Note d’information sur la jurisprudence de la Cour No 136
Décembre 2010
Gaglione et autres c. Italie - 45867/07, 45918/07, 45919/07 et al.
Arrêt 21.12.2010 [Section II]
Article 35
Article 35-3-b
Aucun préjudice important
Griefs relatifs aux délais significatifs de recouvrement de créances reconnues par la justice portant sur des montants supérieurs à 200 euros: exception préliminaire rejetée
Article 46
Article 46-2
Exécution de l'arrêt
Mesures générales
Etat défendeur tenu de prendre des mesures pour rétablir l’efficacité du recours « Pinto »
En fait – Cette requête concerne 475 affaires dans lesquelles les requérants, parties à des procédures judiciaires, ont saisi les juridictions compétentes en vertu de la loi « Pinto » (loi ayant instauré un recours qui permet de se plaindre de la durée d’une procédure civile). De 2003 à 2007, les tribunaux constatèrent le dépassement d’une durée raisonnable et accordèrent aux intéressés des sommes en réparation du préjudice moral subi. En 2006-2007, les requérants entamèrent des procédures d’exécution. Les sommes allouées furent versées à certains d’entre eux en 2007-2008, tandis que pour d’autres les versements n’avaient toujours pas eu lieu à la date des dernières informations fournies à la Cour.
En droit – a) Exceptions préliminaires
i. Absence de préjudice important : il n’y a pas lieu de déclarer les requêtes irrecevables pour absence de préjudice important, au sens du nouveau critère prévu par l’article 35 § 3 b) de la Convention telle qu’amendée par le Protocole no 14, comme l’avance le gouvernement défendeur. On ne peut en effet affirmer que les requérants n’ont subi aucun préjudice important, eu égard aux sommes qui leur sont dues (de 200 à plus de 13 700 euros) au titre du recours « Pinto » et aux retards litigieux (compris entre 9 et 49 mois, et égal ou supérieur à 19 mois dans 65 % des requêtes).
Conclusion : exception préliminaire rejetée (unanimité).
ii. Non-épuisement des voies de recours internes : exiger des requérants l’introduction d’une nouvelle procédure « Pinto » – ce que préconise le gouvernement défendeur – reviendrait à enfermer les intéressés dans un cercle vicieux où le dysfonctionnement d’un remède les obligerait à en entamer un autre.
Conclusion : exception préliminaire rejetée (unanimité).
b) Fond
Article 6 § 1 : si une administration peut avoir besoin de temps pour procéder à un paiement, ce délai, dans le cas d’un recours indemnitaire visant à redresser les conséquences d’une durée de procédure excessive, ne devrait généralement pas dépasser six mois à compter du moment où la décision d’indemnisation devient exécutoire. En l’espèce, vu le retard à exécuter les décisions « Pinto », les autorités ont largement dépassé ce délai, privant ainsi l’article 6 § 1 de tout effet utile.
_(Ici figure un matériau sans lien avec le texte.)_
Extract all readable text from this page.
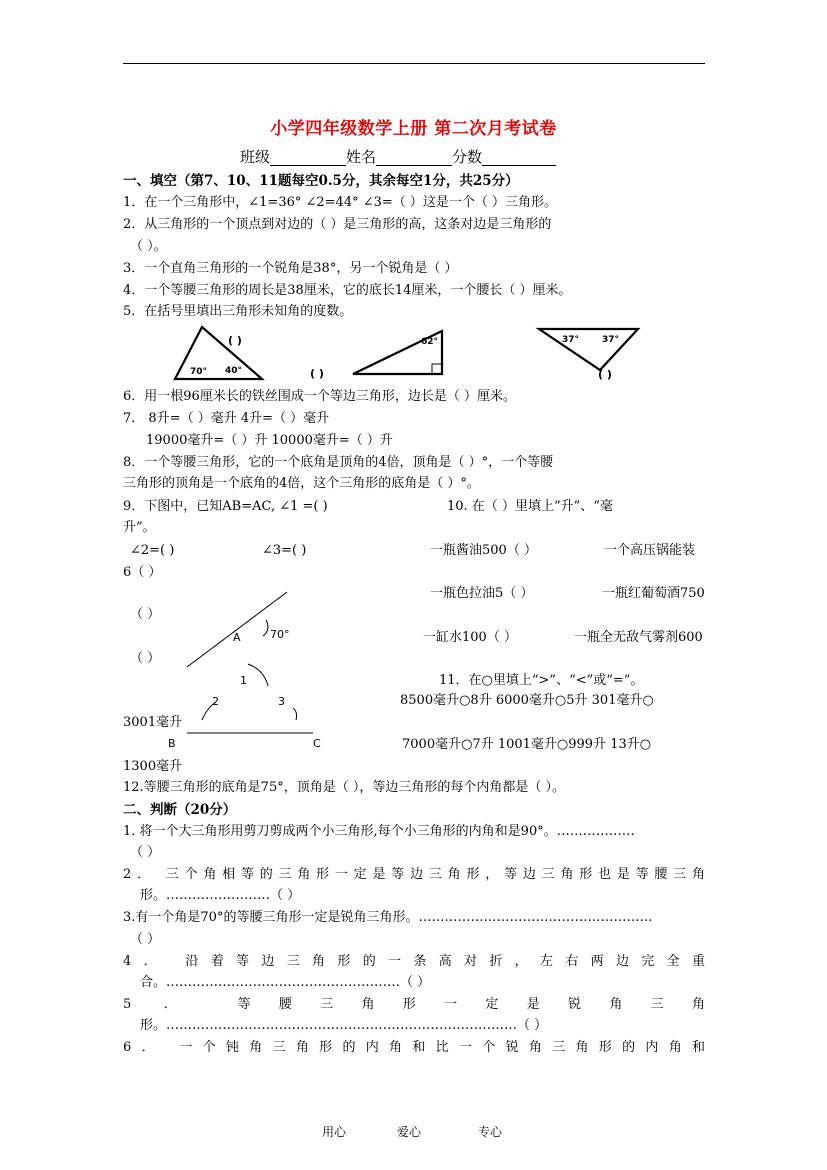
小学四年级数学上册 第二次月考试卷
班级	姓名	分数
一、填空（第7、10、11题每空0.5分，其余每空1分，共25分）
1．在一个三角形中，∠1=36° ∠2=44° ∠3=（ ）这是一个（ ）三角形。
2．从三角形的一个顶点到对边的（ ）是三角形的高，这条对边是三角形的
（ ）。
3．一个直角三角形的一个锐角是38°，另一个锐角是（ ）
4．一个等腰三角形的周长是38厘米，它的底长14厘米，一个腰长（ ）厘米。
5．在括号里填出三角形未知角的度数。
70° 40°
( )
( )
62°	37°	37°
( )
6．用一根96厘米长的铁丝围成一个等边三角形，边长是（ ）厘米。
7． 8升=（ ）毫升 4升=（ ）毫升
19000毫升=（ ）升 10000毫升=（ ）升
8．一个等腰三角形，它的一个底角是顶角的4倍，顶角是（ ）°，一个等腰
三角形的顶角是一个底角的4倍，这个三角形的底角是（ ）°。
9．下图中，已知AB=AC, ∠1 =( )	10. 在（ ）里填上“升”、“毫
升”。
∠2=( )	∠3=( )	一瓶酱油500（ ）	一个高压锅能装
6（ ）
一瓶色拉油5（ ）	一瓶红葡萄酒750
（ ）
一缸水100（ ）	一瓶全无敌气雾剂600
（ ）
A	70°
1
2	3
B	C
11．在○里填上“>”、“<”或“=”。
8500毫升○8升 6000毫升○5升 301毫升○
3001毫升
7000毫升○7升 1001毫升○999升 13升○
1300毫升
12.等腰三角形的底角是75°，顶角是（ ），等边三角形的每个内角都是（ ）。
二、判断（20分）
1. 将一个大三角形用剪刀剪成两个小三角形,每个小三角形的内角和是90°。………………
（ ）
2． 三个角相等的三角形一定是等边三角形，等边三角形也是等腰三角
形。……………………（ ）
3.有一个角是70°的等腰三角形一定是锐角三角形。………………………………………………
（ ）
4． 沿着等边三角形的一条高对折，左右两边完全重
合。………………………………………………（ ）
5 ． 等腰三角形一定是锐角三角
形。………………………………………………………………………（ ）
6． 一个钝角三角形的内角和比一个锐角三角形的内角和
用心	爱心	专心
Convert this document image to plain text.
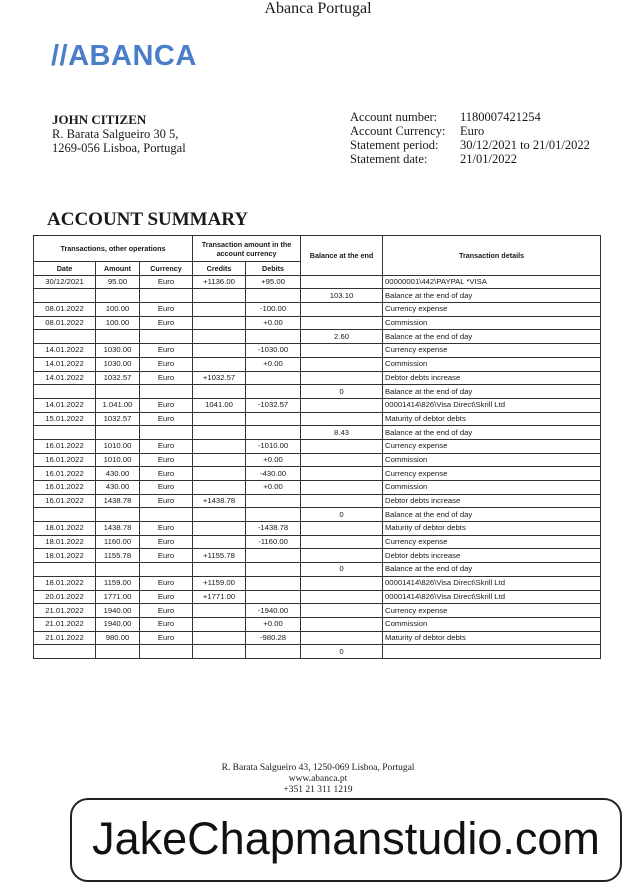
//ABANCA
JOHN CITIZEN
R. Barata Salgueiro 30 5,
1269-056 Lisboa, Portugal
Account number:	1180007421254
Account Currency:	Euro
Statement period:	30/12/2021 to 21/01/2022
Statement date:	21/01/2022
ACCOUNT SUMMARY
Transactions, other operations			Transaction amount in the account currency		Balance at the end	Transaction details
Date	Amount	Currency	Credits	Debits		
30/12/2021	95.00	Euro	+1136.00	+95.00		00000001\442\PAYPAL *VISA
					103.10	Balance at the end of day
08.01.2022	100.00	Euro		-100.00		Currency expense
08.01.2022	100.00	Euro		+0.00		Commission
					2.60	Balance at the end of day
14.01.2022	1030.00	Euro		-1030.00		Currency expense
14.01.2022	1030.00	Euro		+0.00		Commission
14.01.2022	1032.57	Euro	+1032.57			Debtor debts increase
					0	Balance at the end of day
14.01.2022	1.041.00	Euro	1041.00	-1032.57		00001414\826\Visa Direct\Skrill Ltd
15.01.2022	1032.57	Euro				Maturity of debtor debts
					8.43	Balance at the end of day
16.01.2022	1010.00	Euro		-1010.00		Currency expense
16.01.2022	1010.00	Euro		+0.00		Commission
16.01.2022	430.00	Euro		-430.00		Currency expense
16.01.2022	430.00	Euro		+0.00		Commission
16.01.2022	1438.78	Euro	+1438.78			Debtor debts increase
					0	Balance at the end of day
18.01.2022	1438.78	Euro		-1438.78		Maturity of debtor debts
18.01.2022	1160.00	Euro		-1160.00		Currency expense
18.01.2022	1155.78	Euro	+1155.78			Debtor debts increase
					0	Balance at the end of day
18.01.2022	1159.00	Euro	+1159.00			00001414\826\Visa Direct\Skrill Ltd
20.01.2022	1771.00	Euro	+1771.00			00001414\826\Visa Direct\Skrill Ltd
21.01.2022	1940.00	Euro		-1940.00		Currency expense
21.01.2022	1940.00	Euro		+0.00		Commission
21.01.2022	980.00	Euro		-980.28		Maturity of debtor debts
					0	
Abanca Portugal
R. Barata Salgueiro 43, 1250-069 Lisboa, Portugal
www.abanca.pt
+351 21 311 1219
JakeChapmanstudio.com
Ni le remboursement par les autorités des frais et dépens engagés par les requérants dans la procédure d’exécution ni le versement d’intérêts moratoires ne peuvent être considérés comme une indemnisation du préjudice moral subi. Aussi les requérants ont-ils toujours la qualité de victime.
Conclusion : violation (unanimité).
Article 1 du Protocole no 1 : le retard litigieux s’analyse en une ingérence dans le droit au respect des biens des requérants, ingérence que le Gouvernement n’a pas justifiée. Ni un éventuel manque de ressources ni l’octroi d’intérêts moratoires ne sauraient légitimer une telle omission. Par ailleurs, il y a lieu de fixer le seuil susceptible d’entraîner une violation de l’article 1 du Protocole no 1 à six mois à partir du moment où la décision litigieuse devient exécutoire, délai largement dépassé en l’espèce.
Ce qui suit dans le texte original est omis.